The U.S. government’s deadline to raise the $31.4 trillion debt ceiling could come sooner than expected, raising the prospect of a near-term debt limit extension, analysts said Tuesday.

Goldman Sachs analysts said weak tax collections so far in April indicate an increased likelihood that the so-called “X date,” when the government can no longer pay all its bills, will be reached in the first half of June.

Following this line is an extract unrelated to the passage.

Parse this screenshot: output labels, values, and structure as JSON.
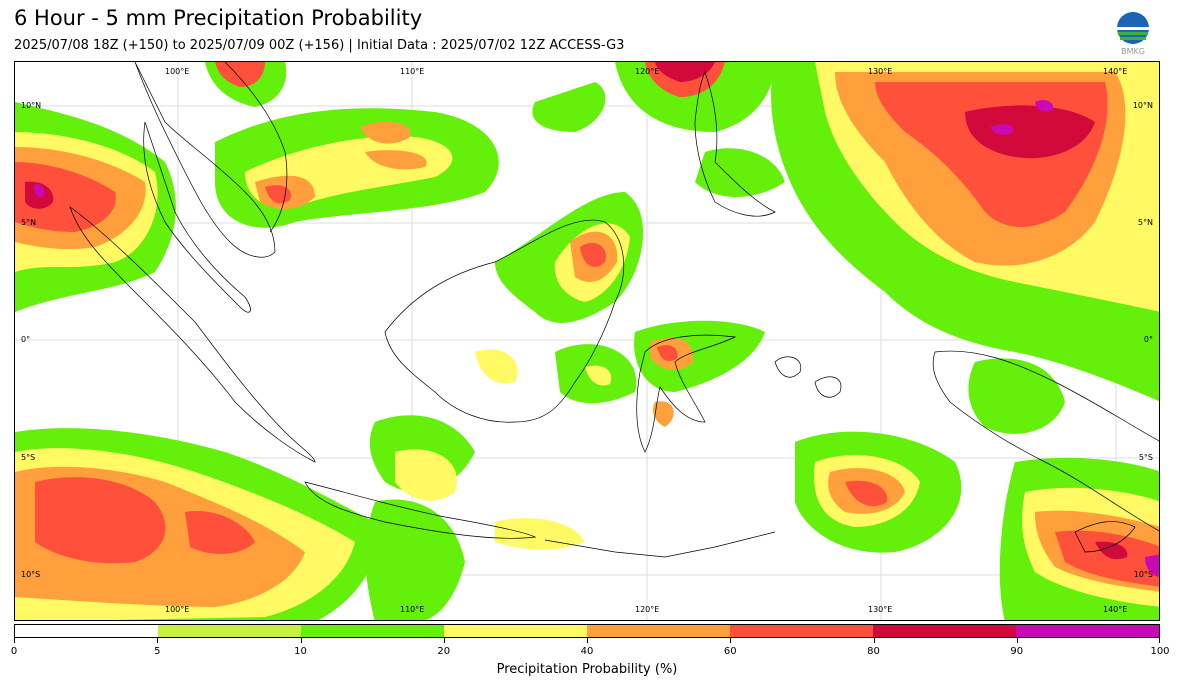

Citi analysts said they expected a near-term deal in June or July.

The Treasury Department has warned that the federal government could reach the point where it is no longer able to meet its financial obligations as early as June 5, while the nonpartisan Congressional Budget Office has predicted that point would come sometime between July and September.

Meanwhile, U.S. House Speaker Kevin McCarthy on Monday outlined the spending cuts his fellow Republicans would demand in exchange for voting to raise the debt limit.

The limit was back in the spotlight on Tuesday, the so-called Tax Day when individual income tax returns are due, meaning the Treasury will soon know how much it will raise.

“As the debt ceiling date becomes more focused on additional tax collection data, we expect to see a higher valuation of debt ceiling risks in financial markets,” Goldman Sachs analysts said in a note.

The yield on the 2-month U.S. Treasury bill jumped Tuesday to its highest level since at least 2018 as unease over the U.S. debt ceiling and the likelihood of another interest rate hike took hold.

The cost of insuring U.S. debt against a one-year default stood at about 95 basis points on Monday, according to Refinitiv data, well above levels in 2011, when a standoff over the debt ceiling prompted the first downgrade of the U.S. government’s credit rating.

Goldman Sachs had forecast that the Treasury would exhaust its cash and borrowing capacity in early to mid-August, but said weak tax revenues in April could bring the deadline forward.